Northern Ireland First Minister Mr David Trimble is seeking an urgent meeting with police chiefs following the discovery of IRA intelligence files on leading Conservatives.
But Sinn Fein leader Mr Gerry Adams is sceptical about the find and says the security forces are manipulating the situation in an effort to undermine the peace process.
Mr Trimble has said the situation as "might become a defining moment in the peace process" and claims the IRA files raise a number of questions.
They were discovered by police investigating the theft of documents from Special Branch offices in Belfast during a break-in being blamed on the IRA.
"What we need to hear from the police is precisely what is it about what they found that they regard as being sinister and what does it point towards. We need to operate on a basis of clarity not rumour," Mr Trimble said.
He said he also wanted to hear from the Government about its own investigation into the break-in at the Special Branch offices in Castlereagh.
"We need to have clarity and we need to have certainty and if there is evidence then we have to have action, let there be no doubt about that."

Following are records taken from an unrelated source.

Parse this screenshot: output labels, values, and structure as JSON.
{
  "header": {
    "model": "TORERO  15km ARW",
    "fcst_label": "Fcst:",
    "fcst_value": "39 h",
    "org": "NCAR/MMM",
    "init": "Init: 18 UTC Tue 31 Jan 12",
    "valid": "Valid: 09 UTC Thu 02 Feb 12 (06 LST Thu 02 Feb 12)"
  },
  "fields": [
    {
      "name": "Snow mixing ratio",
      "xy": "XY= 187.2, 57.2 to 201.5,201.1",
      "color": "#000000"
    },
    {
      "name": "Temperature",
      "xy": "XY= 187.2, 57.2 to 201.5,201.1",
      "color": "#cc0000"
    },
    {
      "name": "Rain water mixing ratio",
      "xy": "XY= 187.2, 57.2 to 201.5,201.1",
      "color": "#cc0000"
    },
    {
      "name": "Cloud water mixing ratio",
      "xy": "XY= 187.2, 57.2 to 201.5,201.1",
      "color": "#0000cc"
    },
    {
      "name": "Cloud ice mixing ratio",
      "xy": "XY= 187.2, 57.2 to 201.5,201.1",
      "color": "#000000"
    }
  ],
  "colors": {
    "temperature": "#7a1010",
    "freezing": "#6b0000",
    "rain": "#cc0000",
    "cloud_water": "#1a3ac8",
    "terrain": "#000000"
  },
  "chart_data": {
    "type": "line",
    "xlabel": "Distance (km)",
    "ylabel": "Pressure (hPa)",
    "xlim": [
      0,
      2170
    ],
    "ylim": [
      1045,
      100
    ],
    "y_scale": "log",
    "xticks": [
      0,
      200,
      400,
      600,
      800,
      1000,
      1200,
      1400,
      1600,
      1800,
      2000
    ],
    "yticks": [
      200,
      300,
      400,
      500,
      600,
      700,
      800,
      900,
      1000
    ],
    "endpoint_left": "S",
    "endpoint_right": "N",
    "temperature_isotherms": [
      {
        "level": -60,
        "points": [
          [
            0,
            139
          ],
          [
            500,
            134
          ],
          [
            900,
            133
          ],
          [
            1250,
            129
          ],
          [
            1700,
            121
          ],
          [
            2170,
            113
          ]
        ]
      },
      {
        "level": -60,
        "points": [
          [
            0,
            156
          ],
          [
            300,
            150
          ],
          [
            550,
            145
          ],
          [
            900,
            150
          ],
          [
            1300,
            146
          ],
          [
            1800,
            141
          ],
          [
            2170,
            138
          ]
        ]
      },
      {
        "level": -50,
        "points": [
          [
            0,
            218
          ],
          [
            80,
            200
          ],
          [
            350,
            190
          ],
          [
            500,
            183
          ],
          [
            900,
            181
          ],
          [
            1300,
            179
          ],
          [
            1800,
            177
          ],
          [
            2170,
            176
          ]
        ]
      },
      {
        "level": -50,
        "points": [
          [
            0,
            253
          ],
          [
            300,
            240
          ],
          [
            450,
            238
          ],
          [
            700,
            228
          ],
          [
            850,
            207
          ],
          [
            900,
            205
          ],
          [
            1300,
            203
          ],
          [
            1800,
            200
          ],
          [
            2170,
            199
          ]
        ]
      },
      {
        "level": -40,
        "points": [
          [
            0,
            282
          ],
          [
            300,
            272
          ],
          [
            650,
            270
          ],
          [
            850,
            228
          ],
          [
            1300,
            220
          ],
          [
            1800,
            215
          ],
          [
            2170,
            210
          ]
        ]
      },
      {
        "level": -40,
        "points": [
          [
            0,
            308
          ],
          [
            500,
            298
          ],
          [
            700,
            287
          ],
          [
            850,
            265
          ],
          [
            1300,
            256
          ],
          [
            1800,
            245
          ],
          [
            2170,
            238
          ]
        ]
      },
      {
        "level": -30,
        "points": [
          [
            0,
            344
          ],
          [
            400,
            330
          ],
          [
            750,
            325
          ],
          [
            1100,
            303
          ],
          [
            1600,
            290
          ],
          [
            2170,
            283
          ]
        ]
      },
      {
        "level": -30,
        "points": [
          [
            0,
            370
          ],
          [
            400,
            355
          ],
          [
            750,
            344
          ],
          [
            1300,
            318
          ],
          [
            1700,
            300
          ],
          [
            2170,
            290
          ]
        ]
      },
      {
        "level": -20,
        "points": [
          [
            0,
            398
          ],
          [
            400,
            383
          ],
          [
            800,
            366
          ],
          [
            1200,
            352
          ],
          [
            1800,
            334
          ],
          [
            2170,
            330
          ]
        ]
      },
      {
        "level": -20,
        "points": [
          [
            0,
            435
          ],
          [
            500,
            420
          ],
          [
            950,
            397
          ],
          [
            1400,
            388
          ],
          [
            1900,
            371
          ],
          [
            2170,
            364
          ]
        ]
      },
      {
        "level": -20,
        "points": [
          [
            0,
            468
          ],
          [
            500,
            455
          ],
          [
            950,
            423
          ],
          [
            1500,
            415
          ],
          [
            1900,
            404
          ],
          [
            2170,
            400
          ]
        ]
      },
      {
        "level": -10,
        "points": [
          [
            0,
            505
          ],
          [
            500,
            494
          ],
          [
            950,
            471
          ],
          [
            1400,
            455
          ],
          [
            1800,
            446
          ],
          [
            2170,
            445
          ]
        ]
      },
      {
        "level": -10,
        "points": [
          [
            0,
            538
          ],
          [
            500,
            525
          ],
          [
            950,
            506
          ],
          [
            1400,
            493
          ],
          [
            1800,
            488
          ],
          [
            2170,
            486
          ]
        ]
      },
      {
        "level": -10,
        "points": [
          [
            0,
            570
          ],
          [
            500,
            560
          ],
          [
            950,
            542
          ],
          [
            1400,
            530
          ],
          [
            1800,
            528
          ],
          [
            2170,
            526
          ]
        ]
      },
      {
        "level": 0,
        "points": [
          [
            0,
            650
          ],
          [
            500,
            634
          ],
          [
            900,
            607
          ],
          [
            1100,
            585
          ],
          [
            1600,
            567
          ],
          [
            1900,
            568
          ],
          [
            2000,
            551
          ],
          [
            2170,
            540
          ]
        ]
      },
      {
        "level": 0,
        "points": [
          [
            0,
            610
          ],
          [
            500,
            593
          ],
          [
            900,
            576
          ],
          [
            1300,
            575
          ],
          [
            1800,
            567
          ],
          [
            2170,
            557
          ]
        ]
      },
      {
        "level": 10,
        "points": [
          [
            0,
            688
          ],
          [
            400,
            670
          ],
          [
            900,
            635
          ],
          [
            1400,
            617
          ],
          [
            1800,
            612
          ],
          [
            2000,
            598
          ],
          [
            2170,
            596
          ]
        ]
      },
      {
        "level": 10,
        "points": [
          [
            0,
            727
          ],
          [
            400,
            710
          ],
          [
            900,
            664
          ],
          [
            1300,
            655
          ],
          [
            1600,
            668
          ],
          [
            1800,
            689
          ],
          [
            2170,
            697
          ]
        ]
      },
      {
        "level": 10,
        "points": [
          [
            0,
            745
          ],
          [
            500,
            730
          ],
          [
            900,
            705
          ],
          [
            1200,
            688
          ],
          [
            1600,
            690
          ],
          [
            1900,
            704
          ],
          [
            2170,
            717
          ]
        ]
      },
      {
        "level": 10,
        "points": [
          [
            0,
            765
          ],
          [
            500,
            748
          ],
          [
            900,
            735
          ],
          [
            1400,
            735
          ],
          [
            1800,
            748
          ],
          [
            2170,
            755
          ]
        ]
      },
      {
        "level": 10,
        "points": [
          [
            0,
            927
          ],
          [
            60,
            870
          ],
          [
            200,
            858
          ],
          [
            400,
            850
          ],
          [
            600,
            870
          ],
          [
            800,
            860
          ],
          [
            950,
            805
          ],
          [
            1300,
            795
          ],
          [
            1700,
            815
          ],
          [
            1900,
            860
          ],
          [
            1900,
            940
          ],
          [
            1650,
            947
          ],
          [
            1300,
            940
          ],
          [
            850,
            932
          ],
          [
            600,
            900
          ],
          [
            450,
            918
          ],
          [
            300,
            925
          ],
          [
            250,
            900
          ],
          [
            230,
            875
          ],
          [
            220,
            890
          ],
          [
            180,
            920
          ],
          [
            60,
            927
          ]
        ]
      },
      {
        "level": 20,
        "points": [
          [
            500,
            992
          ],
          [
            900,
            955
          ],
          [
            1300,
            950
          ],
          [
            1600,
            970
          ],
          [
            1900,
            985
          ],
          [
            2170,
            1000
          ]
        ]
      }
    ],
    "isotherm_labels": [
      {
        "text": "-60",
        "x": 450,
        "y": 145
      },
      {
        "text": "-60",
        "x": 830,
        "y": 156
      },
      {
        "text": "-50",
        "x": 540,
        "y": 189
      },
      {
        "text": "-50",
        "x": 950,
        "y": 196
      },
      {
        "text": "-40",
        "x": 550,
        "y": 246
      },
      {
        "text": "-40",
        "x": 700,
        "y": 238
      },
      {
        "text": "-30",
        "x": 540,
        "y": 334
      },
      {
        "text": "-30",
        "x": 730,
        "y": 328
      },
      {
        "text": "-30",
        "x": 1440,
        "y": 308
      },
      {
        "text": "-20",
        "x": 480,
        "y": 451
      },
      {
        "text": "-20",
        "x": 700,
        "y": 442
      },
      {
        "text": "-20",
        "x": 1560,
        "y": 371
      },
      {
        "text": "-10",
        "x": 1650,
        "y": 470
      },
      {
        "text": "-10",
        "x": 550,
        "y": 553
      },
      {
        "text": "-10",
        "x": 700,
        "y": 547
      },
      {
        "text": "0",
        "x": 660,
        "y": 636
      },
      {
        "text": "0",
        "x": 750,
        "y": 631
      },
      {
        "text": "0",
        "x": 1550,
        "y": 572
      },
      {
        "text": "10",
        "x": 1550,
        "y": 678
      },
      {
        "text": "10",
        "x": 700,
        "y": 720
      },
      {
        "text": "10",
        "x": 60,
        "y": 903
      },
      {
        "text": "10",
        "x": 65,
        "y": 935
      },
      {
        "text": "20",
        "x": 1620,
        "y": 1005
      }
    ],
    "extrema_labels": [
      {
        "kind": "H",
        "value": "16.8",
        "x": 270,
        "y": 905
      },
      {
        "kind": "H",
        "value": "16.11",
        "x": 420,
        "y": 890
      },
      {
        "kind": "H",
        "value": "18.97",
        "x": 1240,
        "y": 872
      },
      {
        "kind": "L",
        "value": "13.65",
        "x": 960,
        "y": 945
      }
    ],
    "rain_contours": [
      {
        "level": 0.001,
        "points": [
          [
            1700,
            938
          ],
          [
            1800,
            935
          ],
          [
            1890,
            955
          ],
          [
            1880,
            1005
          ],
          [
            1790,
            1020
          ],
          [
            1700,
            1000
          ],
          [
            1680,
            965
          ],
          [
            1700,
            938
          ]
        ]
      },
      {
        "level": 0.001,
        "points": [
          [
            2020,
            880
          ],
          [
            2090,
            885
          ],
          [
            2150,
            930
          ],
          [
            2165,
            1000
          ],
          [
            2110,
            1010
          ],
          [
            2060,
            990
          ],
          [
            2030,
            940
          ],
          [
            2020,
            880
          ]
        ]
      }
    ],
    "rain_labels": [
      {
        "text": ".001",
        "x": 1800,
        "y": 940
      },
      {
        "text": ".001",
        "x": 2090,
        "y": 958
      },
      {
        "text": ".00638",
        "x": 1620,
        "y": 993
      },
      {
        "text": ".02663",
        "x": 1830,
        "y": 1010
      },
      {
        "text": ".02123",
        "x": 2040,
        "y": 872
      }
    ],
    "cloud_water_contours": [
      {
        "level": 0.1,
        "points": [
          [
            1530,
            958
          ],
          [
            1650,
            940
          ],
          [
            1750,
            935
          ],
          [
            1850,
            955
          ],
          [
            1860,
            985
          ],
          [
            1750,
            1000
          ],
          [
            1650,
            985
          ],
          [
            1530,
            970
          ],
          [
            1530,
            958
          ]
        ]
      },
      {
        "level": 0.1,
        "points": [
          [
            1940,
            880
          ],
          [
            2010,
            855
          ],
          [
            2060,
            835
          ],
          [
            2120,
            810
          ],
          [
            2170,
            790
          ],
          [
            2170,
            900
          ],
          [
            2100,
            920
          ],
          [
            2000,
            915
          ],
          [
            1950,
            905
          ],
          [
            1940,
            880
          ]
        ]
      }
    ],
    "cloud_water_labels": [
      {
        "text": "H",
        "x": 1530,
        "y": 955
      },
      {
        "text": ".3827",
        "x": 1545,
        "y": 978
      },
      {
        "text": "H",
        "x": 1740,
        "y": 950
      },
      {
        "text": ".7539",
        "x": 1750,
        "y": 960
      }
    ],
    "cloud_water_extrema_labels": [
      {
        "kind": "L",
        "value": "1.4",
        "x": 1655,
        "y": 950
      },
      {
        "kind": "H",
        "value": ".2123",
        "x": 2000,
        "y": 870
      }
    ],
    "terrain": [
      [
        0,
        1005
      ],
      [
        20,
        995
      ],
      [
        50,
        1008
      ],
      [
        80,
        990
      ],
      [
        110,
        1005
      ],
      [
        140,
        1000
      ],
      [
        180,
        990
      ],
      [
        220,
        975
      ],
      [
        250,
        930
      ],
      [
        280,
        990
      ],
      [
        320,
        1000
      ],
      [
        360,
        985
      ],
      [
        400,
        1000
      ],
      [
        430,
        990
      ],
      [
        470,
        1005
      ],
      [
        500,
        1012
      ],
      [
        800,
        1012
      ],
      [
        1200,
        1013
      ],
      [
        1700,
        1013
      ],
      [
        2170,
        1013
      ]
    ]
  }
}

There was a need for very careful language in the current situation but if the IRA was responsible for the break-in at Castlereagh it was a breach of their ceasefire - in their own terms, he said.
"If it is the case that the IRA was responsible for the raid on Castlereagh, then they have broken their ceasefire and the Secretary of State Mr John Reid must act."
Giving a clear indication he would insist on action against Sinn Fein if the IRA was guilty, Mr Trimble said no one should be in any doubt that his party would ensure that there was a political process that was only for those who were genuinely committed to exclusively peaceful and democratic means.
Mr Adams reacted angrily today to what he described as "sustained efforts to create an entirely contrived crisis in the peace process". He warned both governments to be "very circumspect about how they responded to the current flurry of media speculation".
He said threats by anti-agreement unionists to take action against the party were "nothing new". Some of them had built political careers on the word "no" he said.
"The chief culprits in the present controversy are the failed and faceless manipulators in the Special Branch and British Intelligence services.
"Everyone needs to be very sceptical about stories emanating from these elements or their surrogates," he said.
Mr Adams insisted that despite "ongoing provocations" the IRA was continuing to make a huge contribution to the process - its recent second act of decommissioning was evidence of that. "As I said before, after the recent raid on Castlereagh, and the astonishing claim that this involved republicans, our party will not be scape-goated," he said at a meeting in Tralee.